On Thu, Oct 15, 2020 at 11:56:19AM -0700, Jonathan Nieder wrote:
> Javier Serrano Polo wrote:
> > On Wed, 30 Sep 2020 18:34:06 -0700 Jonathan Nieder <jrnieder@gmail.com>
> > wrote:
> 
> >> Even so, some *rough* consensus on the plan is very useful for
> >> helping people evaluate that first step.
> >
> > Here is a rough plan:
> >
> >    1. Policy: Packages should declare all their dependencies, even
> >       essential ones.
> 
> I agree: this is the right first step.
> 
> More specifically, it's the right first three steps.
> 
> https://www.debian.org/doc/debian-policy/ch-binary.html#dependencies
> currently says
> 
> 	Packages are not required to declare any dependencies they
> 	have on other packages which are marked Essential (see below),
> 	and should not do so unless they depend on a particular
> 	version of that package.[4]
> 
> 	[4] [...] If packages add unnecessary dependencies on packages
> 	in this set, the chances that there will be an unresolvable
> 	dependency loop caused by forcing these Essential packages to
> 	be configured first before they need to be is greatly
> 	increased.
> 
> I'd propose that as a first step we change that to
> 
> 	Packages are not required to declare any dependencies they
> 	have on other packages which are marked Essential (see below),
> 	but are permitted to do so even if they do not depend on a
> 	particular version of that package.[4]
> 
> 	[4] Functionality is rarely ever removed from the Essential
> 	set, but packages have been removed from the Essential set
> 	when the functionality moved to a different package.
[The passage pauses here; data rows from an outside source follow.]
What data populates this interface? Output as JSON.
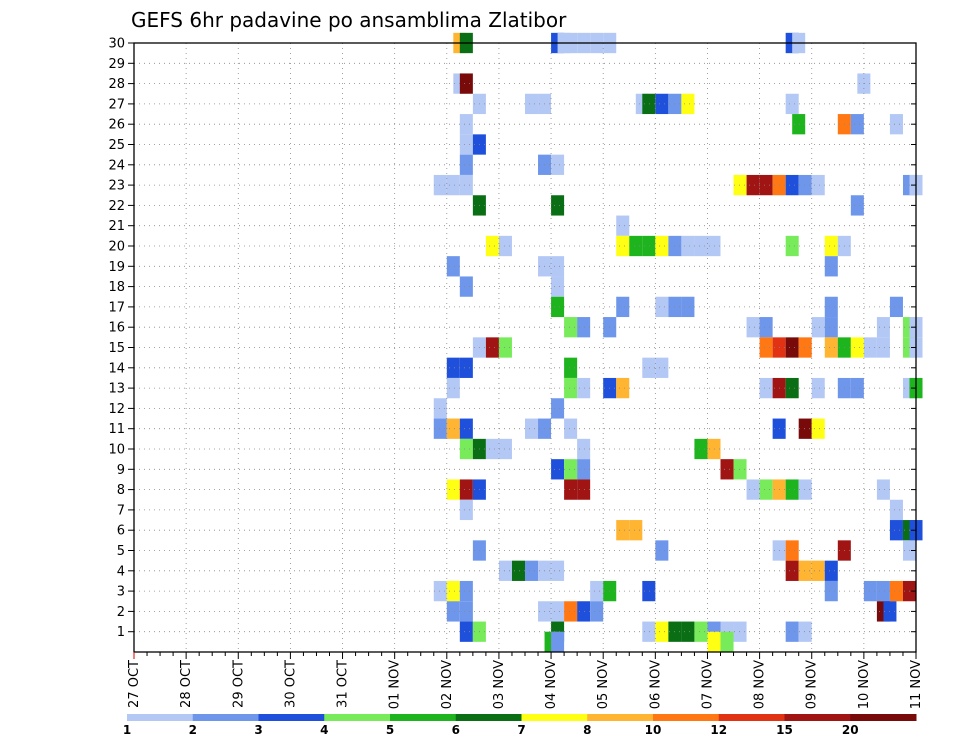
{
  "chart_data": {
    "type": "heatmap",
    "title": "GEFS 6hr padavine po ansamblima Zlatibor",
    "xlabel": "",
    "ylabel": "",
    "x_tick_labels": [
      "27 OCT",
      "28 OCT",
      "29 OCT",
      "30 OCT",
      "31 OCT",
      "01 NOV",
      "02 NOV",
      "03 NOV",
      "04 NOV",
      "05 NOV",
      "06 NOV",
      "07 NOV",
      "08 NOV",
      "09 NOV",
      "10 NOV",
      "11 NOV"
    ],
    "y_tick_labels": [
      "1",
      "2",
      "3",
      "4",
      "5",
      "6",
      "7",
      "8",
      "9",
      "10",
      "11",
      "12",
      "13",
      "14",
      "15",
      "16",
      "17",
      "18",
      "19",
      "20",
      "21",
      "22",
      "23",
      "24",
      "25",
      "26",
      "27",
      "28",
      "29",
      "30"
    ],
    "x_step_unit": "6hr steps from 27 OCT 00Z",
    "xlim": [
      0,
      60
    ],
    "ylim": [
      0,
      30
    ],
    "grid": true,
    "colorbar": {
      "tick_labels": [
        "1",
        "2",
        "3",
        "4",
        "5",
        "6",
        "7",
        "8",
        "10",
        "12",
        "15",
        "20"
      ],
      "colors": [
        "#b4c8f5",
        "#6e96eb",
        "#1e50dc",
        "#78eb5a",
        "#1eb41e",
        "#0a6e14",
        "#ffff14",
        "#ffb432",
        "#ff7814",
        "#e13214",
        "#a01414",
        "#780a0a"
      ]
    },
    "cells": [
      {
        "m": 30,
        "s": [
          [
            24.5,
            8
          ],
          [
            25,
            6
          ],
          [
            32,
            3
          ],
          [
            32.5,
            1
          ],
          [
            33,
            1
          ],
          [
            34,
            1
          ],
          [
            35,
            1
          ],
          [
            36,
            1
          ],
          [
            50,
            3
          ],
          [
            50.5,
            1
          ]
        ]
      },
      {
        "m": 28,
        "s": [
          [
            24.5,
            1
          ],
          [
            25,
            12
          ],
          [
            55.5,
            1
          ]
        ]
      },
      {
        "m": 27,
        "s": [
          [
            26,
            1
          ],
          [
            30,
            1
          ],
          [
            31,
            1
          ],
          [
            38.5,
            1
          ],
          [
            39,
            6
          ],
          [
            40,
            3
          ],
          [
            41,
            2
          ],
          [
            42,
            7
          ],
          [
            50,
            1
          ]
        ]
      },
      {
        "m": 26,
        "s": [
          [
            25,
            1
          ],
          [
            50.5,
            5
          ],
          [
            54,
            9
          ],
          [
            55,
            2
          ],
          [
            58,
            1
          ]
        ]
      },
      {
        "m": 25,
        "s": [
          [
            25,
            1
          ],
          [
            26,
            3
          ]
        ]
      },
      {
        "m": 24,
        "s": [
          [
            25,
            2
          ],
          [
            31,
            2
          ],
          [
            32,
            1
          ]
        ]
      },
      {
        "m": 23,
        "s": [
          [
            23,
            1
          ],
          [
            24,
            1
          ],
          [
            25,
            1
          ],
          [
            46,
            7
          ],
          [
            47,
            11
          ],
          [
            48,
            11
          ],
          [
            49,
            9
          ],
          [
            50,
            3
          ],
          [
            51,
            2
          ],
          [
            52,
            1
          ],
          [
            59,
            2
          ],
          [
            59.5,
            1
          ]
        ]
      },
      {
        "m": 22,
        "s": [
          [
            26,
            6
          ],
          [
            32,
            6
          ],
          [
            55,
            2
          ]
        ]
      },
      {
        "m": 21,
        "s": [
          [
            37,
            1
          ]
        ]
      },
      {
        "m": 20,
        "s": [
          [
            27,
            7
          ],
          [
            28,
            1
          ],
          [
            37,
            7
          ],
          [
            38,
            5
          ],
          [
            39,
            5
          ],
          [
            40,
            7
          ],
          [
            41,
            2
          ],
          [
            42,
            1
          ],
          [
            43,
            1
          ],
          [
            44,
            1
          ],
          [
            50,
            4
          ],
          [
            53,
            7
          ],
          [
            54,
            1
          ]
        ]
      },
      {
        "m": 19,
        "s": [
          [
            24,
            2
          ],
          [
            31,
            1
          ],
          [
            32,
            1
          ],
          [
            53,
            2
          ]
        ]
      },
      {
        "m": 18,
        "s": [
          [
            25,
            2
          ],
          [
            32,
            1
          ]
        ]
      },
      {
        "m": 17,
        "s": [
          [
            32,
            5
          ],
          [
            37,
            2
          ],
          [
            40,
            1
          ],
          [
            41,
            2
          ],
          [
            42,
            2
          ],
          [
            53,
            2
          ],
          [
            58,
            2
          ]
        ]
      },
      {
        "m": 16,
        "s": [
          [
            33,
            4
          ],
          [
            34,
            2
          ],
          [
            36,
            2
          ],
          [
            47,
            1
          ],
          [
            48,
            2
          ],
          [
            52,
            1
          ],
          [
            53,
            2
          ],
          [
            57,
            1
          ],
          [
            59,
            4
          ],
          [
            59.5,
            1
          ]
        ]
      },
      {
        "m": 15,
        "s": [
          [
            26,
            1
          ],
          [
            27,
            11
          ],
          [
            28,
            4
          ],
          [
            48,
            9
          ],
          [
            49,
            10
          ],
          [
            50,
            12
          ],
          [
            51,
            9
          ],
          [
            53,
            8
          ],
          [
            54,
            5
          ],
          [
            55,
            7
          ],
          [
            56,
            1
          ],
          [
            57,
            1
          ],
          [
            59,
            4
          ],
          [
            59.5,
            1
          ]
        ]
      },
      {
        "m": 14,
        "s": [
          [
            24,
            3
          ],
          [
            25,
            3
          ],
          [
            33,
            5
          ],
          [
            39,
            1
          ],
          [
            40,
            1
          ]
        ]
      },
      {
        "m": 13,
        "s": [
          [
            24,
            1
          ],
          [
            33,
            4
          ],
          [
            34,
            1
          ],
          [
            36,
            3
          ],
          [
            37,
            8
          ],
          [
            48,
            1
          ],
          [
            49,
            11
          ],
          [
            50,
            6
          ],
          [
            52,
            1
          ],
          [
            54,
            2
          ],
          [
            55,
            2
          ],
          [
            59,
            1
          ],
          [
            59.5,
            5
          ]
        ]
      },
      {
        "m": 12,
        "s": [
          [
            23,
            1
          ],
          [
            32,
            2
          ]
        ]
      },
      {
        "m": 11,
        "s": [
          [
            23,
            2
          ],
          [
            24,
            8
          ],
          [
            25,
            3
          ],
          [
            30,
            1
          ],
          [
            31,
            2
          ],
          [
            33,
            1
          ],
          [
            49,
            3
          ],
          [
            51,
            12
          ],
          [
            52,
            7
          ]
        ]
      },
      {
        "m": 10,
        "s": [
          [
            25,
            4
          ],
          [
            26,
            6
          ],
          [
            27,
            1
          ],
          [
            28,
            1
          ],
          [
            34,
            1
          ],
          [
            43,
            5
          ],
          [
            44,
            8
          ]
        ]
      },
      {
        "m": 9,
        "s": [
          [
            32,
            3
          ],
          [
            33,
            4
          ],
          [
            34,
            2
          ],
          [
            45,
            11
          ],
          [
            46,
            4
          ]
        ]
      },
      {
        "m": 8,
        "s": [
          [
            24,
            7
          ],
          [
            25,
            11
          ],
          [
            26,
            3
          ],
          [
            33,
            11
          ],
          [
            34,
            11
          ],
          [
            47,
            1
          ],
          [
            48,
            4
          ],
          [
            49,
            8
          ],
          [
            50,
            5
          ],
          [
            51,
            1
          ],
          [
            57,
            1
          ]
        ]
      },
      {
        "m": 7,
        "s": [
          [
            25,
            1
          ],
          [
            58,
            1
          ]
        ]
      },
      {
        "m": 6,
        "s": [
          [
            37,
            8
          ],
          [
            38,
            8
          ],
          [
            58,
            3
          ],
          [
            59,
            6
          ],
          [
            59.5,
            3
          ]
        ]
      },
      {
        "m": 5,
        "s": [
          [
            26,
            2
          ],
          [
            40,
            2
          ],
          [
            49,
            1
          ],
          [
            50,
            9
          ],
          [
            54,
            11
          ],
          [
            59,
            1
          ]
        ]
      },
      {
        "m": 4,
        "s": [
          [
            28,
            1
          ],
          [
            29,
            6
          ],
          [
            30,
            2
          ],
          [
            31,
            1
          ],
          [
            32,
            1
          ],
          [
            50,
            11
          ],
          [
            51,
            8
          ],
          [
            52,
            8
          ],
          [
            53,
            3
          ]
        ]
      },
      {
        "m": 3,
        "s": [
          [
            23,
            1
          ],
          [
            24,
            7
          ],
          [
            25,
            2
          ],
          [
            35,
            1
          ],
          [
            36,
            5
          ],
          [
            39,
            3
          ],
          [
            53,
            2
          ],
          [
            56,
            2
          ],
          [
            57,
            2
          ],
          [
            58,
            9
          ],
          [
            59,
            11
          ]
        ]
      },
      {
        "m": 2,
        "s": [
          [
            24,
            2
          ],
          [
            25,
            2
          ],
          [
            31,
            1
          ],
          [
            32,
            1
          ],
          [
            33,
            9
          ],
          [
            34,
            3
          ],
          [
            35,
            2
          ],
          [
            57,
            12
          ],
          [
            57.5,
            3
          ]
        ]
      },
      {
        "m": 1,
        "s": [
          [
            25,
            3
          ],
          [
            26,
            4
          ],
          [
            32,
            6
          ],
          [
            39,
            1
          ],
          [
            40,
            7
          ],
          [
            41,
            6
          ],
          [
            42,
            6
          ],
          [
            43,
            4
          ],
          [
            44,
            2
          ],
          [
            45,
            1
          ],
          [
            46,
            1
          ],
          [
            50,
            2
          ],
          [
            51,
            1
          ]
        ]
      },
      {
        "m": 0.5,
        "s": [
          [
            31.5,
            5
          ],
          [
            32,
            2
          ],
          [
            44,
            7
          ],
          [
            45,
            4
          ]
        ]
      }
    ]
  }
}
So when
> 	depending on these packages for such functionality, it is
> 	recommended to depend on an appropriate virtual package
> 	instead.
> 
> 	Future versions of Debian policy may encourage and then
> 	require including explicit dependencies even for essential
> 	functionality. This is helpful to users putting together
> 	ultra-minimal systems (though Debian does not support omitting
> 	Essential functionality out of the box), and it means less
> 	work is required in case the moment comes to remove some
> 	functionality from the Essential set in the future.
> 
> (The next two steps would be to change that from "are permitted" to
> "should", and then to "must".)
> 
> What do you think?

That sounds great to me. This would mean that there'd be no policy
violation involved if someone wanted to send out patches working towards
making a package non-Essential. It's a good incremental step.